"Varlık bezmi O'nun nazının şehididir."
Yirminci yüzyılın en önemli mütefekkirlerinden, edebiyatçılarından ve siyasetçilerinden
"Allâme" unvanlı Muhammed İkbal, Şark'tan Haber'in Tûr Lalesi kısmında böyle anlatır insan
ve kâinat tasavvurunu. Eserleri Urdu ve Fars edebiyatının en yetkin örnekleri arasında yer alan
İkbal, Şark'tan Haber'de, asıl hikmetin aşk ve muhabbet olmasını merkeze alarak naz-niyaz
bağlamında insan-ı kâmilliğin çeşitli veçhelerini beyit ve rubaîleriyle, kaleminden birer inci gibi
döküyor.
"Bülbüllerin Hakîmi" ya da "Hakîmlerin Bülbülü" olarak anılan İkbal'in gerek Batılı şairlerin ve
filozofların düşüncelerini veciz beyitlerle özetlediği gerekse Milletler Cemiyeti gibi, dönemin
gelecek nesillere miras kalacak yapılarını öz ve derin kelâmıyla ele alarak hem bireyin hem
toplumun Allah ile olan ve olması gereken rabıtasına tasavvufî irfan ekseninde baktığı bu
eserindeki mazmunlarla, destanlarla ve efsanevî karakterlerle kurulan örneklemeler, insandan
yola çıkarak onun içinde coşup taşan Aşk'ın bir ırmak gibi çağladığının göstergesi.

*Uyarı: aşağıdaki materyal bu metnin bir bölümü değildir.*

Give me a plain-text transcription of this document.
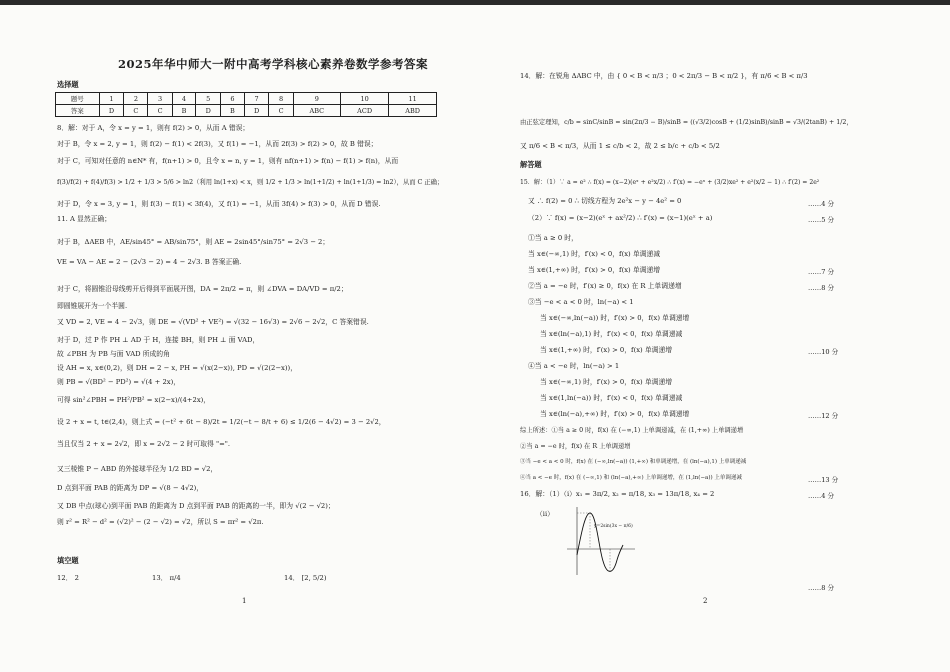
2025年华中师大一附中高考学科核心素养卷数学参考答案
选择题
题号	1	2	3	4	5	6	7	8	9	10	11
答案	D	C	C	B	D	B	D	C	ABC	ACD	ABD
8．解：对于 A，令 x = y = 1，则有 f(2) > 0，从而 A 错误；
对于 B，令 x = 2, y = 1，则 f(2) − f(1) < 2f(3)，又 f(1) = −1，从而 2f(3) > f(2) > 0，故 B 错误；
对于 C，可知对任意的 n∈N* 有，f(n+1) > 0，且令 x = n, y = 1，则有 nf(n+1) > f(n) − f(1) > f(n)，从而
f(3)/f(2) + f(4)/f(3) > 1/2 + 1/3 > 5/6 > ln2（利用 ln(1+x) < x，则 1/2 + 1/3 > ln(1+1/2) + ln(1+1/3) = ln2），从而 C 正确；
对于 D，令 x = 3, y = 1，则 f(3) − f(1) < 3f(4)，又 f(1) = −1，从而 3f(4) > f(3) > 0，从而 D 错误.
11. A 显然正确；
对于 B，ΔAEB 中，AE/sin45° = AB/sin75°，则 AE = 2sin45°/sin75° = 2√3 − 2；
VE = VA − AE = 2 − (2√3 − 2) = 4 − 2√3. B 答案正确.
对于 C，将圆锥沿母线剪开后得到平面展开图，DA = 2π/2 = π，则 ∠DVA = DA/VD = π/2；
即圆锥展开为一个半圆.
又 VD = 2, VE = 4 − 2√3，则 DE = √(VD² + VE²) = √(32 − 16√3) = 2√6 − 2√2，C 答案错误.
对于 D，过 P 作 PH ⊥ AD 于 H，连接 BH，则 PH ⊥ 面 VAD，
故 ∠PBH 为 PB 与面 VAD 所成的角
设 AH = x, x∈(0,2)，则 DH = 2 − x, PH = √(x(2−x)), PD = √(2(2−x))，
则 PB = √(BD² − PD²) = √(4 + 2x)，
可得 sin²∠PBH = PH²/PB² = x(2−x)/(4+2x)，
设 2 + x = t, t∈(2,4)，则上式 = (−t² + 6t − 8)/2t = 1/2(−t − 8/t + 6) ≤ 1/2(6 − 4√2) = 3 − 2√2，
当且仅当 2 + x = 2√2，即 x = 2√2 − 2 时可取得 "=".
又三棱锥 P − ABD 的外接球半径为 1/2 BD = √2，
D 点到平面 PAB 的距离为 DP = √(8 − 4√2)，
又 DB 中点(球心)到平面 PAB 的距离为 D 点到平面 PAB 的距离的一半，即为 √(2 − √2)；
则 r² = R² − d² = (√2)² − (2 − √2) = √2，所以 S = πr² = √2π.
填空题
12． 2	13． π/4	14． [2, 5/2)
1
14．解：在锐角 ΔABC 中，由 { 0 < B < π/3 ；0 < 2π/3 − B < π/2 }，有 π/6 < B < π/3
由正弦定理知，c/b = sinC/sinB = sin(2π/3 − B)/sinB = ((√3/2)cosB + (1/2)sinB)/sinB = √3/(2tanB) + 1/2，
又 π/6 < B < π/3，从而 1 ≤ c/b < 2，故 2 ≤ b/c + c/b < 5/2
解答题
15．解：（1）∵ a = e² ∴ f(x) = (x−2)(eˣ + e²x/2) ∴ f′(x) = −eˣ + (3/2)xe² + e²(x/2 − 1) ∴ f′(2) = 2e²
又 ∴ f(2) = 0 ∴ 切线方程为 2e²x − y − 4e² = 0
（2）∵ f(x) = (x−2)(eˣ + ax²/2) ∴ f′(x) = (x−1)(eˣ + a)
①当 a ≥ 0 时，
当 x∈(−∞,1) 时，f′(x) < 0，f(x) 单调递减
当 x∈(1,+∞) 时，f′(x) > 0，f(x) 单调递增
②当 a = −e 时，f′(x) ≥ 0，f(x) 在 R 上单调递增
③当 −e < a < 0 时，ln(−a) < 1
当 x∈(−∞,ln(−a)) 时，f′(x) > 0，f(x) 单调递增
当 x∈(ln(−a),1) 时，f′(x) < 0，f(x) 单调递减
当 x∈(1,+∞) 时，f′(x) > 0，f(x) 单调递增
④当 a < −e 时，ln(−a) > 1
当 x∈(−∞,1) 时，f′(x) > 0，f(x) 单调递增
当 x∈(1,ln(−a)) 时，f′(x) < 0，f(x) 单调递减
当 x∈(ln(−a),+∞) 时，f′(x) > 0，f(x) 单调递增
综上所述：①当 a ≥ 0 时，f(x) 在 (−∞,1) 上单调递减，在 (1,+∞) 上单调递增
②当 a = −e 时，f(x) 在 R 上单调递增
③当 −e < a < 0 时，f(x) 在 (−∞,ln(−a)) (1,+∞) 和单调递增，在 (ln(−a),1) 上单调递减
④当 a < −e 时，f(x) 在 (−∞,1) 和 (ln(−a),+∞) 上单调递增，在 (1,ln(−a)) 上单调递减
16．解：（1）（i）x₁ = 3π/2, x₂ = π/18, x₃ = 13π/18, x₄ = 2
（ii）
……4 分
……5 分
……7 分
……8 分
……10 分
……12 分
……13 分
……4 分
……8 分
y=2sin(3x − π/6)
2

Milletler bağlamında da "birlik" fikrini savunan, Hint Müslümanları ile diğer Müslüman
halkların savaş dönemi emperyalizm mücadelesine bîgâne kalmayarak özellikle Türk direnişini
takdire şayan bulan; düşüncesini, içinde taşıdığı coşkun ilâhî aşk neşvesi ve örnek aldığı
isimlerin tasavvurları, özellikle mürşidi gibi gördüğü Hz. Mevlânâ'nın aşk ile insana ve kâinata
bakışı bağlamında şekillendiren İkbal, İslam ve İslam tasavvufunu eksene alarak Batı felsefesi
ile pozitivizmini akıcı, duru ve derinlik dolu latif edebî dili ile eleştiriyor. İnsanın kendi
farkındalığını sağlayabilmesi ve bu aşk dolu iklimde kendini bulabilmesi ihtiyacı, onun
dizelerinde bir haykırışa dönüşüyor.
Ali Nihat Tarlan'ın, Peyâm-ı Maşrık ve Zebûr-ı Acem isimli çalışmaları Şark'tan Haber adı
altında neşrederek Türkçeye kazandırdığı bu eser, yeni İkbal okuyucularının da bir farkındalık
ve irfan dünyasına adım atmalarını sağlayacak.